A fine, very beautifully preserved, and rare example of a beautiful English binding by Vincent Williamson, binder of Eton College. Williamson sometimes, as here, used a distinctive gilt tooled ‘Noli altum sapere’ based on the Estienne device, but adopted by the booksellers Bonham and John Norton and in some cases used by the binder for their books. According to Nixon, Williamson appears to be the first English binder to tool the title of a book on the spine. He is probably the Vincent Williamson apprenticed to George Singleton, stationer, on March 7, 1603. Parish records of St. Giles Cripplegate show that he married Elizabeth Dawson in December 1584. He is referred to in the records of Eton College until 1621. “London was not the only town where gold-tooled bookbindings were made in the first half of the seventeenth century. Thanks to Sir Robert Birley’s researches, we know of bookbindings being produced at Eton, and we know the name of the binder, one Williamson. We even know that he was the first – but by no means the last – recorded English bookbinder who found at one stage of his career that alcohol improved his finishing, only to find that the improvement lasted but a short time… Nevertheless he continued to work until c, 1621, although already in 1608 Sir Dudley Carleton wrote from Eton to a friend in London: ..”We have here a goode workman, but he hath commonly his hands full of worke, and his head full of drinck, yet I had as leve venture my worke with this good fellow that is sometime sober, as with them that are always mad” He also bound several books for Sir Charles Somerset, when the later left Eton in 1604, which are very nearly the first English bindings to be lettered on the spine”. Nixon and Foot The History of Decorated Bookbinding in England, p. 52. See plate 42 for an example of a Williamson binding, and BL Shelfmark c128k3 for another, without the Noli Altum Sapere device.

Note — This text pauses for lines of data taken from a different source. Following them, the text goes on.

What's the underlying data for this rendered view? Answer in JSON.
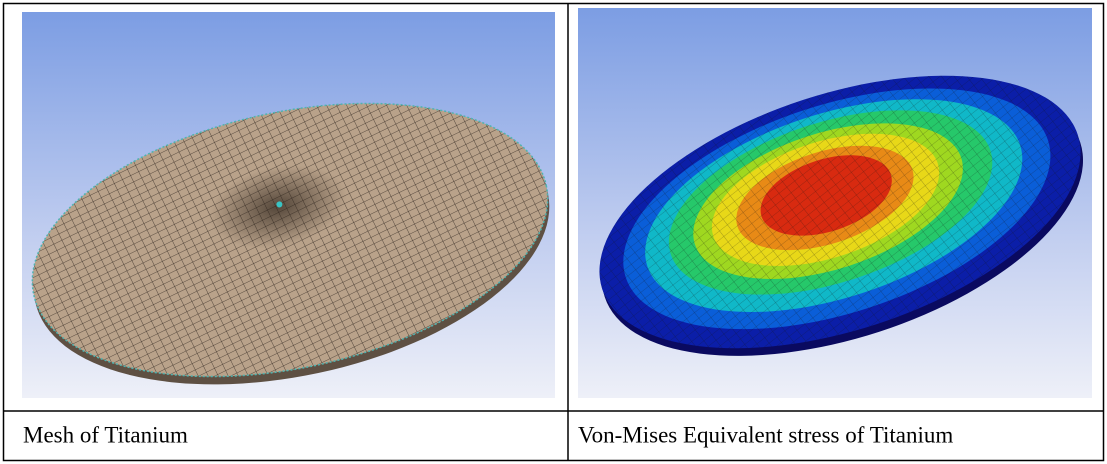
{
  "captions": [
    "Mesh of Titanium",
    "Von-Mises Equivalent stress of Titanium"
  ]
}
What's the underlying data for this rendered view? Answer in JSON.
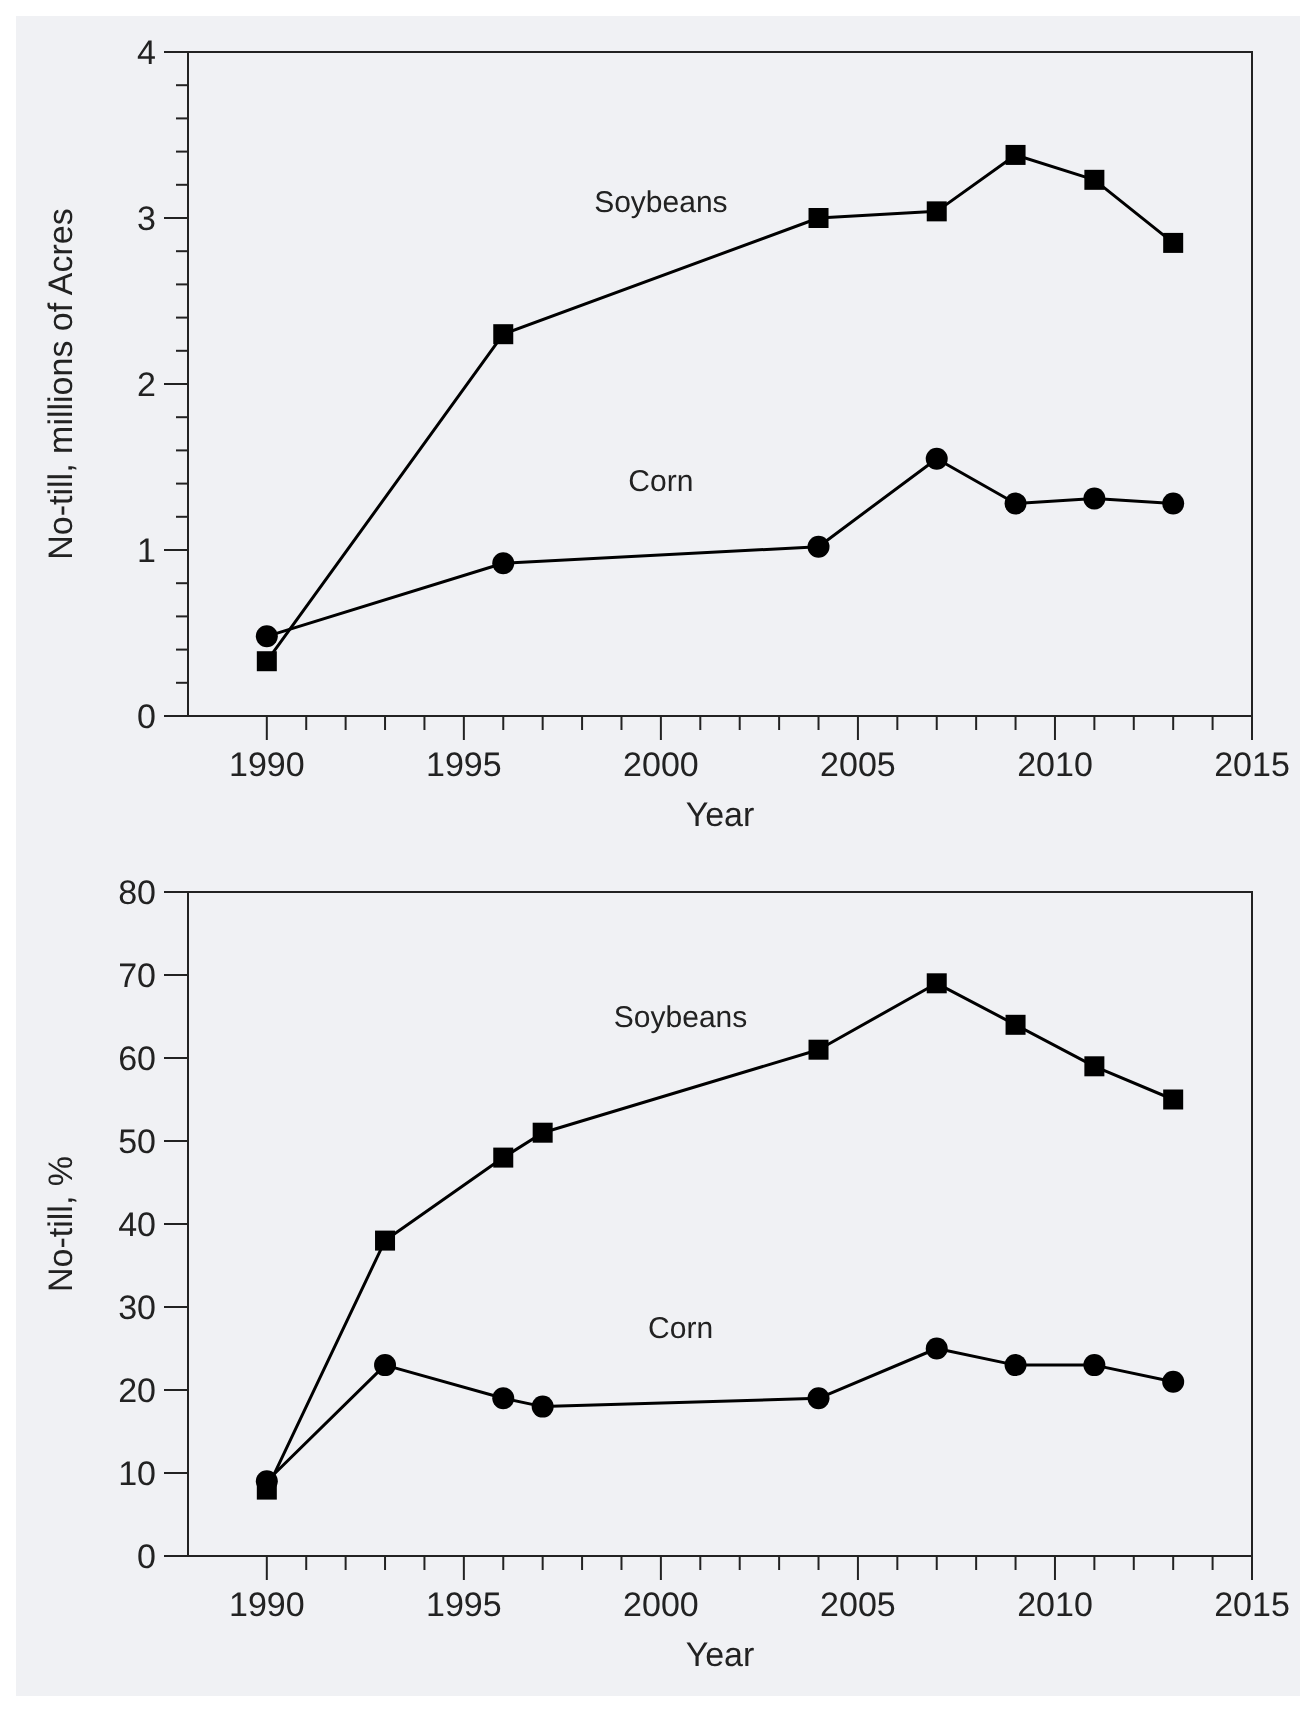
{
  "chart_data": [
    {
      "type": "line",
      "xlabel": "Year",
      "ylabel": "No-till, millions of Acres",
      "xlim": [
        1988,
        2015
      ],
      "xticks": [
        1990,
        {
          "value": 1991,
          "label": null
        },
        {
          "value": 1992,
          "label": null
        },
        {
          "value": 1993,
          "label": null
        },
        {
          "value": 1994,
          "label": null
        },
        1995,
        {
          "value": 1996,
          "label": null
        },
        {
          "value": 1997,
          "label": null
        },
        {
          "value": 1998,
          "label": null
        },
        {
          "value": 1999,
          "label": null
        },
        2000,
        {
          "value": 2001,
          "label": null
        },
        {
          "value": 2002,
          "label": null
        },
        {
          "value": 2003,
          "label": null
        },
        {
          "value": 2004,
          "label": null
        },
        2005,
        {
          "value": 2006,
          "label": null
        },
        {
          "value": 2007,
          "label": null
        },
        {
          "value": 2008,
          "label": null
        },
        {
          "value": 2009,
          "label": null
        },
        2010,
        {
          "value": 2011,
          "label": null
        },
        {
          "value": 2012,
          "label": null
        },
        {
          "value": 2013,
          "label": null
        },
        {
          "value": 2014,
          "label": null
        },
        2015
      ],
      "ylim": [
        0,
        4
      ],
      "yticks": [
        0,
        {
          "value": 0.2,
          "label": null
        },
        {
          "value": 0.4,
          "label": null
        },
        {
          "value": 0.6,
          "label": null
        },
        {
          "value": 0.8,
          "label": null
        },
        1,
        {
          "value": 1.2,
          "label": null
        },
        {
          "value": 1.4,
          "label": null
        },
        {
          "value": 1.6,
          "label": null
        },
        {
          "value": 1.8,
          "label": null
        },
        2,
        {
          "value": 2.2,
          "label": null
        },
        {
          "value": 2.4,
          "label": null
        },
        {
          "value": 2.6,
          "label": null
        },
        {
          "value": 2.8,
          "label": null
        },
        3,
        {
          "value": 3.2,
          "label": null
        },
        {
          "value": 3.4,
          "label": null
        },
        {
          "value": 3.6,
          "label": null
        },
        {
          "value": 3.8,
          "label": null
        },
        4
      ],
      "line_style": "solid",
      "series": [
        {
          "name": "Soybeans",
          "color": "#000000",
          "marker": "square",
          "x": [
            1990,
            1996,
            2004,
            2007,
            2009,
            2011,
            2013
          ],
          "values": [
            0.33,
            2.3,
            3.0,
            3.04,
            3.38,
            3.23,
            2.85
          ]
        },
        {
          "name": "Corn",
          "color": "#000000",
          "marker": "circle",
          "x": [
            1990,
            1996,
            2004,
            2007,
            2009,
            2011,
            2013
          ],
          "values": [
            0.48,
            0.92,
            1.02,
            1.55,
            1.28,
            1.31,
            1.28
          ]
        }
      ]
    },
    {
      "type": "line",
      "xlabel": "Year",
      "ylabel": "No-till, %",
      "xlim": [
        1988,
        2015
      ],
      "xticks": [
        1990,
        {
          "value": 1991,
          "label": null
        },
        {
          "value": 1992,
          "label": null
        },
        {
          "value": 1993,
          "label": null
        },
        {
          "value": 1994,
          "label": null
        },
        1995,
        {
          "value": 1996,
          "label": null
        },
        {
          "value": 1997,
          "label": null
        },
        {
          "value": 1998,
          "label": null
        },
        {
          "value": 1999,
          "label": null
        },
        2000,
        {
          "value": 2001,
          "label": null
        },
        {
          "value": 2002,
          "label": null
        },
        {
          "value": 2003,
          "label": null
        },
        {
          "value": 2004,
          "label": null
        },
        2005,
        {
          "value": 2006,
          "label": null
        },
        {
          "value": 2007,
          "label": null
        },
        {
          "value": 2008,
          "label": null
        },
        {
          "value": 2009,
          "label": null
        },
        2010,
        {
          "value": 2011,
          "label": null
        },
        {
          "value": 2012,
          "label": null
        },
        {
          "value": 2013,
          "label": null
        },
        {
          "value": 2014,
          "label": null
        },
        2015
      ],
      "ylim": [
        0,
        80
      ],
      "yticks": [
        0,
        10,
        20,
        30,
        40,
        50,
        60,
        70,
        80
      ],
      "line_style": "solid",
      "series": [
        {
          "name": "Soybeans",
          "color": "#000000",
          "marker": "square",
          "x": [
            1990,
            1993,
            1996,
            1997,
            2004,
            2007,
            2009,
            2011,
            2013
          ],
          "values": [
            8,
            38,
            48,
            51,
            61,
            69,
            64,
            59,
            55
          ]
        },
        {
          "name": "Corn",
          "color": "#000000",
          "marker": "circle",
          "x": [
            1990,
            1993,
            1996,
            1997,
            2004,
            2007,
            2009,
            2011,
            2013
          ],
          "values": [
            9,
            23,
            19,
            18,
            19,
            25,
            23,
            23,
            21
          ]
        }
      ]
    }
  ]
}
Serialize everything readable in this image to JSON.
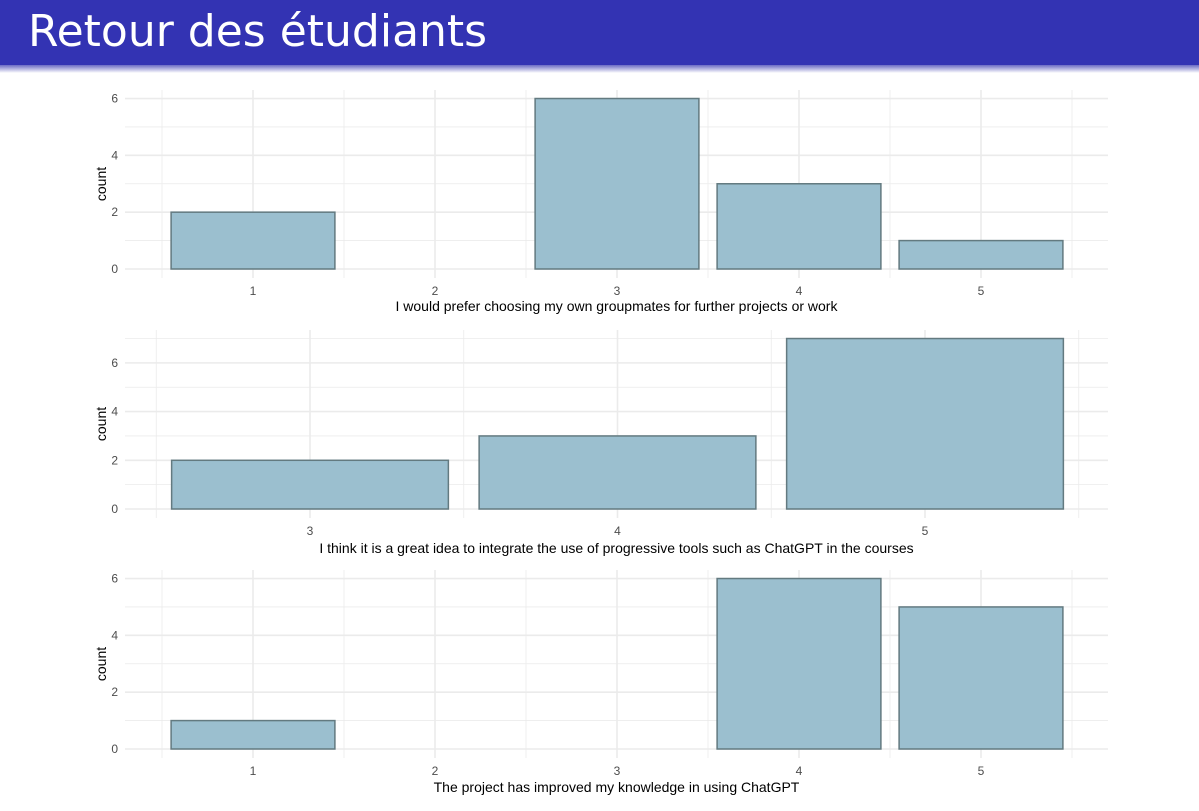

A beautifully printed edition of Nicolas Cleynaerts teaching manual for Greek first published in 1529, and first augmented thus in 1580: It would have been the ideal manual for learning Greek for a student at Eton, though as this copy remains exceptionally clean it can hardly have been much used.

BM STC Ger. C16 p. 213. Adams C2157. VD C, 4156. L. Bakelants­R. Hoven, Bibliographie des oeuvres de Nicolas Clenard. 1529­-1700.